European governments have no best solution to the sovereign-debt crisis, according to Mohamed El- Erian, chief executive officer of Pacific Investment Management Co., which runs the world’s biggest bond fund.
“The Europeans are operating in a world of second and third bests,” El-Erian said in Bloomberg Radio interview on “Bloomberg Surveillance” with Tom Keene. “There is not first best. They look at the benefits and the costs. It’s a very difficult balancing act right now.”
The cost of insuring European sovereign debt has climbed to a record as the crisis that last year led to 178 billion euros ($232 billion) in European Union and International Monetary Fund aid for Greece and Ireland threatened to claim Portugal as its next victim.
The euro, down about 10 percent against the dollar over the past year, was up 0.5 percent to $1.3034 at 9:52 a.m. in New York.
European governments are considering aid for Portugal, debt buybacks, lower interest rates on rescue loans and guarantees against excessive debt as part of a package to quell the financial crisis, according to two people with direct knowledge of the talks.

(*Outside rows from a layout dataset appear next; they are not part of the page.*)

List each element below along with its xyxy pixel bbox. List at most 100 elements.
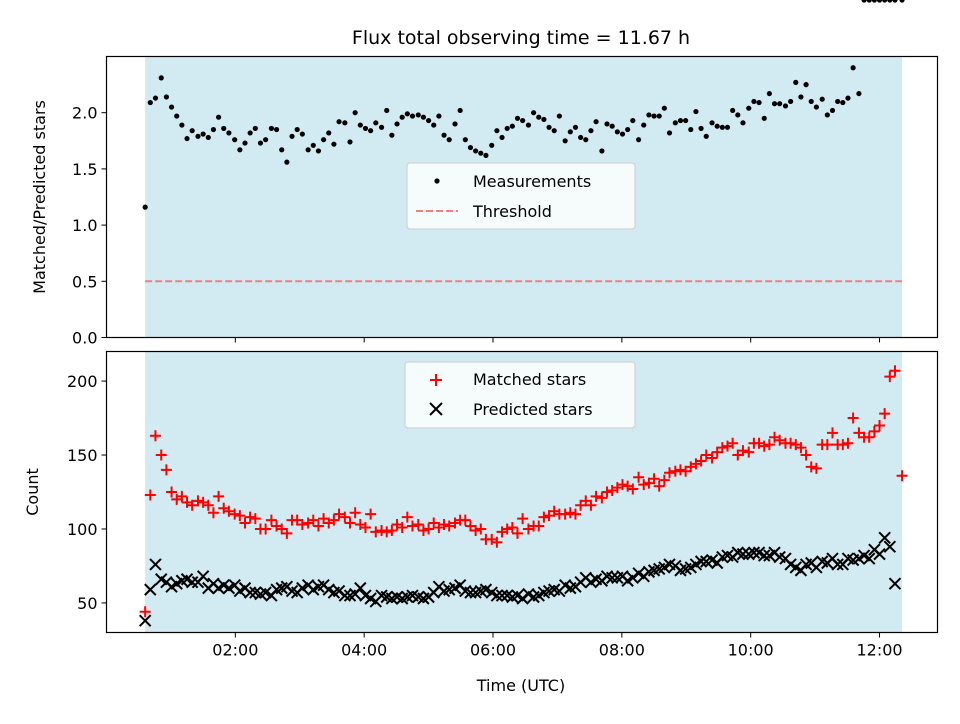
matched-stars-point: [837, 439, 849, 451]
measurement-point: [845, 95, 851, 101]
top-y-axis-label: Matched/Predicted stars: [30, 100, 49, 294]
matched-stars-point: [559, 508, 571, 520]
measurement-point: [782, 103, 789, 109]
matched-stars-point: [265, 514, 277, 526]
measurement-point: [462, 137, 468, 143]
measurement-point: [305, 147, 311, 153]
matched-stars-point: [144, 489, 156, 501]
x-tick-label: 02:00: [212, 641, 258, 660]
matched-stars-point: [506, 521, 518, 533]
measurement-point: [536, 114, 542, 120]
measurement-point: [677, 117, 684, 124]
matched-stars-point: [501, 523, 513, 535]
measurement-point: [583, 137, 589, 143]
matched-stars-point: [648, 473, 660, 485]
measurement-point: [331, 141, 337, 147]
matched-stars-point: [207, 507, 219, 519]
matched-stars-point: [370, 526, 382, 538]
matched-stars-point: [192, 495, 204, 507]
measurement-point: [478, 150, 484, 156]
bottom-y-axis-label: Count: [23, 468, 42, 516]
measurement-point: [467, 144, 474, 151]
measurement-point: [766, 90, 772, 97]
matched-stars-point: [333, 508, 345, 520]
measurement-point: [210, 126, 217, 133]
measurement-point: [567, 129, 573, 135]
measurement-point: [866, 0, 872, 3]
matched-stars-point: [365, 508, 377, 520]
measurement-point: [504, 125, 510, 132]
measurement-point: [578, 134, 584, 141]
measurement-point: [719, 124, 725, 130]
measurement-point: [672, 120, 678, 126]
matched-stars-point: [884, 371, 896, 383]
predicted-stars-point: [144, 583, 157, 596]
measurement-point: [751, 98, 757, 105]
measurement-point: [803, 82, 809, 88]
matched-stars-point: [475, 523, 487, 535]
bottom-legend: Matched stars Predicted stars: [404, 361, 636, 429]
measurement-point: [808, 98, 814, 105]
measurement-point: [499, 134, 505, 141]
measurement-point: [158, 75, 164, 81]
measurement-point: [882, 0, 888, 3]
bottom-x-ticks: 02:00 04:00 06:00 08:00 10:00 12:00: [212, 632, 903, 660]
matched-stars-point: [423, 523, 435, 535]
bottom-y-tick-label: 50: [77, 594, 97, 613]
matched-stars-point: [149, 430, 161, 442]
matched-stars-point: [727, 437, 739, 449]
top-y-tick-label: 1.0: [72, 216, 97, 235]
matched-stars-point: [700, 449, 712, 461]
measurement-point: [152, 95, 159, 101]
top-y-ticks: 0.0 0.5 1.0 1.5 2.0: [72, 104, 107, 348]
matched-stars-point: [202, 499, 214, 511]
top-y-tick-label: 1.5: [72, 160, 97, 179]
matched-stars-point: [674, 464, 686, 476]
measurement-point: [362, 125, 369, 132]
measurement-point: [168, 104, 175, 110]
predicted-stars-point: [490, 589, 504, 602]
top-legend-box: [406, 162, 636, 230]
matched-stars-point: [438, 519, 450, 531]
predicted-stars-point: [888, 577, 902, 590]
matched-stars-point: [376, 524, 388, 536]
top-legend-label-threshold: Threshold: [472, 202, 552, 221]
matched-stars-point: [244, 511, 256, 523]
measurement-point: [793, 79, 799, 85]
measurement-point: [724, 124, 731, 130]
matched-stars-point: [810, 462, 822, 474]
measurement-point: [315, 148, 322, 154]
predicted-stars-point: [883, 540, 897, 553]
matched-stars-point: [596, 492, 608, 504]
matched-stars-point: [260, 523, 272, 535]
top-axes-frame: [105, 55, 939, 339]
predicted-stars-point: [479, 583, 493, 596]
measurement-point: [299, 131, 305, 137]
measurement-point: [777, 101, 783, 107]
matched-stars-point: [821, 439, 833, 451]
measurement-point: [342, 120, 348, 126]
matched-stars-point: [186, 499, 198, 511]
predicted-stars-point: [758, 549, 771, 562]
matched-stars-point: [417, 524, 429, 536]
measurement-point: [263, 137, 269, 143]
matched-stars-point: [239, 517, 251, 529]
matched-stars-point: [763, 439, 775, 451]
matched-stars-point: [585, 499, 597, 511]
matched-stars-point: [296, 519, 308, 531]
measurement-point: [326, 130, 332, 136]
matched-stars-point: [743, 446, 755, 458]
chart-title: Flux total observing time = 11.67 h: [352, 27, 690, 49]
bottom-axes-frame: [105, 350, 939, 634]
measurement-point: [593, 119, 599, 125]
matched-stars-point: [795, 442, 807, 454]
measurement-point: [572, 124, 579, 130]
measurement-point: [746, 105, 752, 111]
measurement-point: [247, 130, 253, 136]
matched-stars-point: [249, 513, 261, 525]
predicted-stars-point: [878, 531, 891, 545]
measurement-point: [279, 147, 285, 153]
matched-stars-point: [590, 490, 602, 502]
bottom-y-ticks: 50 100 150 200: [67, 372, 107, 613]
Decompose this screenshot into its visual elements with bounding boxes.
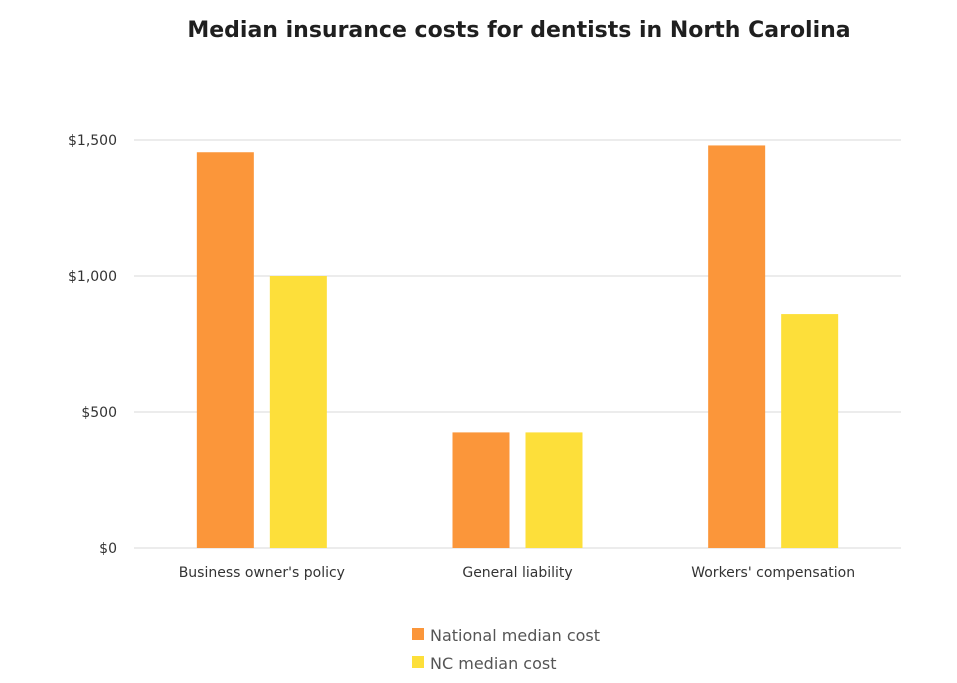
- legend-swatch-nc-median-cost: [412, 656, 424, 668]
- legend-label-national-median-cost: National median cost: [430, 626, 600, 645]
- bar-national-median-cost-business-owner-s-policy: [196, 152, 254, 549]
- bar-nc-median-cost-workers-compensation: [781, 314, 839, 548]
- chart-title: Median insurance costs for dentists in N…: [187, 18, 850, 43]
- y-axis-ticks: $0 $500 $1,000 $1,500: [68, 133, 117, 557]
- legend: National median cost NC median cost: [412, 626, 600, 673]
- x-category-label: Workers' compensation: [691, 565, 855, 581]
- bars: [196, 145, 839, 549]
- legend-label-nc-median-cost: NC median cost: [430, 654, 556, 673]
- gridlines: [134, 139, 901, 549]
- y-tick-label: $1,500: [68, 133, 117, 149]
- bar-national-median-cost-workers-compensation: [708, 145, 766, 548]
- x-category-label: Business owner's policy: [179, 565, 345, 581]
- legend-swatch-national-median-cost: [412, 628, 424, 640]
- bar-national-median-cost-general-liability: [452, 432, 510, 548]
- bar-nc-median-cost-business-owner-s-policy: [269, 276, 327, 548]
- y-tick-label: $500: [81, 405, 117, 421]
- bar-nc-median-cost-general-liability: [525, 432, 583, 548]
- x-category-label: General liability: [462, 565, 572, 581]
- y-tick-label: $1,000: [68, 269, 117, 285]
- x-axis-labels: Business owner's policy General liability…: [179, 565, 855, 581]
- y-tick-label: $0: [99, 541, 117, 557]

The plan, which may include a loan to Portugal of about 60 billion euros and purchases of outstanding Greek debt, would mark an attempt to contain a crisis that has frustrated unprecedented efforts by policy makers to calm markets and raised questions about the health of the 17-nation euro economy.
‘Pile New Debt’
“The mindset today is let’s pile new debt on top of old debt, and that does not address the problem,” El-Erian said. “You need a mindset change that says let’s look at the fundamentals and let’s look at this as a solvency issue instead of a liquidity issue. That mindset will come when either the market forces it or when the underlying institutions are strong enough for that change.”
Portugal’s borrowing costs fell at a sale of 10-year bonds today. Portugal sold 599 million euros of bonds due in 2020 at a yield of 6.716 percent, the country’s debt management agency said. That compares with 6.806 percent at the previous auction on Nov. 10. The government also placed 650 million euros of bonds due in 2014 at a yield of 5.396 percent, up from the 4.041 percent on Oct. 27.
“It’s critical to stop the upward migration of spread widening because if you get to Spain then it’s really systemic because after Spain is Italy,” El-Erian said. “You cannot run advanced economies at those levels.”
Pimco, a unit of the Munich-based insurer Allianz SE, manages $1.236 trillion of assets as the world’s biggest manager of bond funds.